Except personal debt is different than government debt or business debt. Most often, personal debt is on something like a home or car, wedding w/e so there really aren't any returns (unless ofc you sell your car or home but then you dont have a car or home, do you?).
Imagine I own a business and I get a loan. Now, I'm going to use that loan to maximize my future profits aren't I? I mean, a business can borrow $1 million and pay it back NP assuming they dont go out of business, right? So it's a pretty safe bet - basic economic principles say that I, as the business owner who is now on the hook for $1mil + interests, am very likely to put that money to work. I end up paying my debt just fine and I gave my business more reach and made it more efficient - increasing my long term profits.

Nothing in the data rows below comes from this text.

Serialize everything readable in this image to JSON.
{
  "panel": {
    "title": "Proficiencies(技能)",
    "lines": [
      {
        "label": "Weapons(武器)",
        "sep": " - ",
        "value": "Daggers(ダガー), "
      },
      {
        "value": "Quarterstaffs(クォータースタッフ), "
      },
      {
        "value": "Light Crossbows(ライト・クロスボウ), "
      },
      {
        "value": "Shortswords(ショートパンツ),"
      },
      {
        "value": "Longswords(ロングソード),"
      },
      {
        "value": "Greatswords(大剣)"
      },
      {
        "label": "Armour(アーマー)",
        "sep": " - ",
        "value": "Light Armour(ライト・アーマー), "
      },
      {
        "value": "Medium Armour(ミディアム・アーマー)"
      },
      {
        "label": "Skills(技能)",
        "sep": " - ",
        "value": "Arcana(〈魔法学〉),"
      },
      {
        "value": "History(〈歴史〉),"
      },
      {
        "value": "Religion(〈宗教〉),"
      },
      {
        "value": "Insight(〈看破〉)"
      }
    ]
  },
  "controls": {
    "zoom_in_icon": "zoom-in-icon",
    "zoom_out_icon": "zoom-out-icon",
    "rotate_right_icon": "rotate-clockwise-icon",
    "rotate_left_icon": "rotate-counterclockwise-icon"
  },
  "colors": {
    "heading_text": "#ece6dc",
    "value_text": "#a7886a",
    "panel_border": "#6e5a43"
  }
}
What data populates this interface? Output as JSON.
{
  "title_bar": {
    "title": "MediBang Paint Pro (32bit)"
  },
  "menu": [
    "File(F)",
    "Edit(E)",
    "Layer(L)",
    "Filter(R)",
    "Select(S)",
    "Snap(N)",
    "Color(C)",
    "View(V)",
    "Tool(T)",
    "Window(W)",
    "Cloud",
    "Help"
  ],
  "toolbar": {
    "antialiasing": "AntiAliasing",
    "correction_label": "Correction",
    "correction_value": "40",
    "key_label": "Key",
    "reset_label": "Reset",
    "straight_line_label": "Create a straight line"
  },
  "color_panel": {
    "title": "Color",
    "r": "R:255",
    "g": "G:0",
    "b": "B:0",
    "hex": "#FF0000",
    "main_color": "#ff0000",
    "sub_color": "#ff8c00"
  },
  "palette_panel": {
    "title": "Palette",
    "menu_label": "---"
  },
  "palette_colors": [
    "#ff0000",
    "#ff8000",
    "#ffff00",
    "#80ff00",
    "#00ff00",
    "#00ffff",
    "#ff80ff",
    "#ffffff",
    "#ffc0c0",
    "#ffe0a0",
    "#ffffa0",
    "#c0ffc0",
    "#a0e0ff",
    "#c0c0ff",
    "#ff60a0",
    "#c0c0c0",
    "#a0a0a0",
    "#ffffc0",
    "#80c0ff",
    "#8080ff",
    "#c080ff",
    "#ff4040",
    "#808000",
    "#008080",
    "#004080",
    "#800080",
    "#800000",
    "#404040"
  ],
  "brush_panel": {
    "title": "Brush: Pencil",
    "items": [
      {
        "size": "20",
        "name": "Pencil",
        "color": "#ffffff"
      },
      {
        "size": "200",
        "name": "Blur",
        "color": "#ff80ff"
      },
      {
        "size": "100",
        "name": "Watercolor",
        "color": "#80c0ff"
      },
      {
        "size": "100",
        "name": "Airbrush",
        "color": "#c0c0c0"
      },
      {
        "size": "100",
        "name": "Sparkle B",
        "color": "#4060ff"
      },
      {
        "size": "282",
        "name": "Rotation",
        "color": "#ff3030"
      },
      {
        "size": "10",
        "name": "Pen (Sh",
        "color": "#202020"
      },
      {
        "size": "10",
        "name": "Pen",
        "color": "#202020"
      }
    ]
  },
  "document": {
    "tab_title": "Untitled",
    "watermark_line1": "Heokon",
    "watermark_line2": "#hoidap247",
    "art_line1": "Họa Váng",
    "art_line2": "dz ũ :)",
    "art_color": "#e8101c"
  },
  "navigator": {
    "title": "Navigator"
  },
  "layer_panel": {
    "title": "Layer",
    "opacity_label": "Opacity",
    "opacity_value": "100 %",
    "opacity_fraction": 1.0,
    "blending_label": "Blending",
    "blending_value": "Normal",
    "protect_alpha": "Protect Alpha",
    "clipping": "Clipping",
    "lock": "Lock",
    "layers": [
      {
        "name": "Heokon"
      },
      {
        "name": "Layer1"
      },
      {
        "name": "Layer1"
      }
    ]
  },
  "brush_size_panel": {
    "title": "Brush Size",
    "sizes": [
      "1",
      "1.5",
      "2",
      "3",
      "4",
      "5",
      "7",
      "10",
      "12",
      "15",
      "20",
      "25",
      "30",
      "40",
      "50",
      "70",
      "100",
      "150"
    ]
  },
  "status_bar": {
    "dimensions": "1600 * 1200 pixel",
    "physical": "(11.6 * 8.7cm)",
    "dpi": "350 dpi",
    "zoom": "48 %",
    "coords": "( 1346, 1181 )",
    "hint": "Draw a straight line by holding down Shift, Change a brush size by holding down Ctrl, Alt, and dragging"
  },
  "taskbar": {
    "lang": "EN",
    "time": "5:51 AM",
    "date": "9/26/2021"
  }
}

It's the same with government borrowing. The government doesn't look for profits, but GDP growth. It's basically the same principle though, they borrow $1 billion and build a bunch of roads and bridges, etc. They aren't just borrowing money and hitting up the local 7-11 for 3 million candy bars - they're investing in the future (LOL totally unintentional Obama reference). By building a bridge that shortens everyones morning commute, those people then save on gas and other expenses (it's small but think about how many people cross bridges every day... it adds up!) and they spend that money on domestic goods instead(remember, we are a service economy) . Workers are more mobile because of highways and roads, which is a good thing for GDP growth as well. The whole point is to maximize long term growth and minimize short term shocks (both booms and busts!).